だがよく見ると村の入口には槍のようなものを持った人がいた。
「えーと、すいません。中に入りたいのですが」
ところが
「お前魔王軍の者だろう!そんなものを中には入れさせん!」
と、入るのを拒否されてしまった。
「はぁ!?なんでそうなるんだよ。」
「お前が空から降りてくるのを見たのだ!空を飛べるなんて能力持ちか魔王軍しかいない!そして近くには魔王軍の城がある!ということは...どういうことかわかるよな。」
「だから俺は...」
「しらばっくれるな!俺たちはお前らなんかに怯えない。...屈しない!」
これは、なにを言っても無理そうか。
今の俺なら力ずくということもできるだろうが、そんなことをしたら余計に入れなくなる。
どうしたものか。
そう考えているうちに
「なにも言わないということは図星だな!死ね!魔王軍!」
そう言って村人が俺に槍を突こうとする。
「あっぶね」
俺は間一髪のところで避ける。
「避けられたか。

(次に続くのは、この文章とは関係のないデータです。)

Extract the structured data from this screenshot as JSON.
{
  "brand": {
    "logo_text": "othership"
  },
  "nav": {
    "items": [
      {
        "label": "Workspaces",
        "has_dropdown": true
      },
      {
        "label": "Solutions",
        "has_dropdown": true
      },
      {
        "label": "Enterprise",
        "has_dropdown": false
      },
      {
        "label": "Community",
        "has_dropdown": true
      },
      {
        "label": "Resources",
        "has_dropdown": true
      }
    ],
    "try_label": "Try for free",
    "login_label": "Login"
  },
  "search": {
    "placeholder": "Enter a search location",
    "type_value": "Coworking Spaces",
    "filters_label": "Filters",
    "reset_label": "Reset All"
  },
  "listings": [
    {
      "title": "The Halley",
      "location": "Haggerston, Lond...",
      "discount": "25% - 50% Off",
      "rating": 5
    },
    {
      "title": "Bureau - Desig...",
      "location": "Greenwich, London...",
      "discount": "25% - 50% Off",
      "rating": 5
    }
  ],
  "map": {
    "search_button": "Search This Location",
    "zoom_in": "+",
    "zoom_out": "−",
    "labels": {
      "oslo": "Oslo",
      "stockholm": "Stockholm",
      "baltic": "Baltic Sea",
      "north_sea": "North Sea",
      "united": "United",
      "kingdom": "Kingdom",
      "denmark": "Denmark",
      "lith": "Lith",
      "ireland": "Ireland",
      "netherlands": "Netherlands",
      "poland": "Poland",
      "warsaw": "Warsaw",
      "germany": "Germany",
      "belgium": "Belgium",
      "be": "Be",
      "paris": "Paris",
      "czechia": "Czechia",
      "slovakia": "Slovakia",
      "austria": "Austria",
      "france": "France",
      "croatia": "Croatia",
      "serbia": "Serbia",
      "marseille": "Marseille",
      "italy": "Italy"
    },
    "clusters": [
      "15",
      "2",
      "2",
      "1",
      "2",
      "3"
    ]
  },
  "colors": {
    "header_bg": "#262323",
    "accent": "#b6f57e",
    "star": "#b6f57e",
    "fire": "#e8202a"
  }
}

だが次は仕留める!」
「だから俺は違うっての!」
だが、その人は聞く耳を持たず再度俺に槍を突いてきた。
『ズルッ』
「あっ、やべっ」
俺は足を滑らし、転んでしまった。
「これで終わりだ!」
その男は俺にとどめを刺すように槍を刺突する。
...このままだと...っ!
「はぁ、しょうがない。」
本当は使いたくはなかった。だが、この状況...使わざるを得ないか。
ほぼ自業自得だが。
俺は目をつぶり、頭の中で呟く。
―――『時間停止』
その瞬間。その人はまるで置物のように固まるのだった。